For reference, the statute description is commonly summarized here: https://www.findlaw.com/state/arizona-law/arizona-criminal-statute-of-limitations-laws.html?utm_source=openai

Gentle note: This is a spreadsheet validation workflow description, not legal advice. It’s intended to help you avoid data and logic errors when applying the 2-year general/default window in your spreadsheet.

Try the checker

You can try DocketMath’s closing-cost tool from:

To get the most reliable checks, standardize your inputs so the tool can compute duration consistently across your dataset.

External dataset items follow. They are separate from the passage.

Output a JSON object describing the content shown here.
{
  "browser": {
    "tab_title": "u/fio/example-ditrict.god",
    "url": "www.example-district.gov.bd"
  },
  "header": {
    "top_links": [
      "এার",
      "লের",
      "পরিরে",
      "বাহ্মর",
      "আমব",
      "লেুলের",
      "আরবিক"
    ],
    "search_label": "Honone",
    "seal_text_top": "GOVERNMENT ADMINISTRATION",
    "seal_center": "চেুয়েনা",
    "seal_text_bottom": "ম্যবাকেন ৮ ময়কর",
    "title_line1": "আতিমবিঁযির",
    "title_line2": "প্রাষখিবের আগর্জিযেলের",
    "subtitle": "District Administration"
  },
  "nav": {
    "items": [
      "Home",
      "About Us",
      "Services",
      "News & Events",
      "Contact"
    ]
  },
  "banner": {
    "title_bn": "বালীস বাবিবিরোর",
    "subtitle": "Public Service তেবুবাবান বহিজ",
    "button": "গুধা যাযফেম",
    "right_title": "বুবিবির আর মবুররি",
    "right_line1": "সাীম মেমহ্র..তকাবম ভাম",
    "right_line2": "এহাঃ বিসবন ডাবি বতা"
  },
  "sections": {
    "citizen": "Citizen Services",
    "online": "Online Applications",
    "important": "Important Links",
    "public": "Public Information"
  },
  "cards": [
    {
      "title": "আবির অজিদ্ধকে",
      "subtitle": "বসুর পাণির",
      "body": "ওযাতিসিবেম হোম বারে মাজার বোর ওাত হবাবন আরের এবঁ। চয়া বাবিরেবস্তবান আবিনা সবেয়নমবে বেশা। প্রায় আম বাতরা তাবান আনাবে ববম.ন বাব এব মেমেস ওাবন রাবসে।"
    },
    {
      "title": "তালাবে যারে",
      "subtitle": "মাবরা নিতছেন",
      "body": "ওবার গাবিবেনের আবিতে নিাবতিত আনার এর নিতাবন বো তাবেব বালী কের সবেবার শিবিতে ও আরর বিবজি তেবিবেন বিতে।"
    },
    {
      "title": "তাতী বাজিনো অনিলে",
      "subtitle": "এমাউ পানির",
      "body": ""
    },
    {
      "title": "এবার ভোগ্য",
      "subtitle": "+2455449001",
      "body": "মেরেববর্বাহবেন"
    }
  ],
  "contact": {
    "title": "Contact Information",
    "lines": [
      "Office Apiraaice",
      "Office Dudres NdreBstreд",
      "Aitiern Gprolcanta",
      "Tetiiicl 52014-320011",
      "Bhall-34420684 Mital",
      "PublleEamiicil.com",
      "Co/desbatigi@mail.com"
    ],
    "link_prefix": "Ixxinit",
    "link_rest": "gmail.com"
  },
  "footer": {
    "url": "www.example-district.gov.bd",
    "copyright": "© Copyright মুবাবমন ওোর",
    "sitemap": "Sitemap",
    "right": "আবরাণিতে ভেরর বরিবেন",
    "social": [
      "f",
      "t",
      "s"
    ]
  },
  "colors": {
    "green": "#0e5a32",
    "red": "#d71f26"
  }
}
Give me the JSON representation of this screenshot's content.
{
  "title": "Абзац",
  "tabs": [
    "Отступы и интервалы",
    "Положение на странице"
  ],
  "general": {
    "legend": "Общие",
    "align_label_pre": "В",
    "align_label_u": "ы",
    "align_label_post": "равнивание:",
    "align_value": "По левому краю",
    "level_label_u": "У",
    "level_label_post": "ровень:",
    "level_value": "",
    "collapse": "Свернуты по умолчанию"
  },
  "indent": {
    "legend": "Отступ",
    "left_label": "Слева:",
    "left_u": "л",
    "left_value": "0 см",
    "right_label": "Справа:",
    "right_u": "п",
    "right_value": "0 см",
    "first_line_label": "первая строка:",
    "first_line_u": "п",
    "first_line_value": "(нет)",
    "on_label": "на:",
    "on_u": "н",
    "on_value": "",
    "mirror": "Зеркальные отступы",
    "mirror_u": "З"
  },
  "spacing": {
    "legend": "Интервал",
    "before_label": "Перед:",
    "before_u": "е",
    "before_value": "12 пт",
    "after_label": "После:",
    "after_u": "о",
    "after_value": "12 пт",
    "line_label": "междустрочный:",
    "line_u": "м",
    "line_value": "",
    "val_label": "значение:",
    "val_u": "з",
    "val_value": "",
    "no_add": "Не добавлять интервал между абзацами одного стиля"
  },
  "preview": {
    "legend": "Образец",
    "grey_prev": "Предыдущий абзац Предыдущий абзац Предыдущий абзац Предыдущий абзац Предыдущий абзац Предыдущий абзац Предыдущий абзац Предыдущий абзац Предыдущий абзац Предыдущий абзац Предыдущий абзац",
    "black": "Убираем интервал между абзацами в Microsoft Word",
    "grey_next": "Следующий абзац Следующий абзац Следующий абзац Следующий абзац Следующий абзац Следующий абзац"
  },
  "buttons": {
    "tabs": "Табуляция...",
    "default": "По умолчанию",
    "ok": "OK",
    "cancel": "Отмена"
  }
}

Upload the spreadsheet, review the warnings, and then run the calculation once the inputs are clean: Try the checker.

Date inputs to standardize

Aim for a consistent set of date fields across your tabs:

  • Event date (the date you’re measuring from)
  • Filed date (the date you’re measuring to)
  • Optional, but often helpful:
    • Update date (if your sheet tracks amendments or re-filing)
    • Status date (if you filter which records are included)

What to expect in the output

As you adjust your sheet, the checker output should change in predictable ways. For example:

If you change…Then the checker should…Likely effect on closing-cost run
Event date earlier by 1–30 daysExpand time spanMore records may be treated as outside/inside depending on your timeliness rule logic
Filed date later by 1–30 daysExpand time spanSame general expectation: boundary flips become more likely
A “date” column is textFlag parsing/inconsistencyResults may be incomplete or blocked until fixed
Date columns are swappedDetect negative/impossible durationsChecker will raise higher-severity alerts and prevent silent failure
Day-count method changesNormalize/re-validateBoundary cases flip less often once everything is standardized

Use a “small first” workflow

A simple Arizona workflow many teams use:

  1. Run the checker on a small subset first (10–25 rows).
  2. Verify every required date field parses cleanly.
  3. Confirm durations align with your expectation for “from/to” direction.
  4. Only then run the full closing-cost calculation.

Warning: If your spreadsheet mixes formats across tabs (e.g., MM/DD/YYYY in one tab and YYYY-MM-DD in another), the checker may still flag inconsistencies even when a human reader would interpret both “correctly.”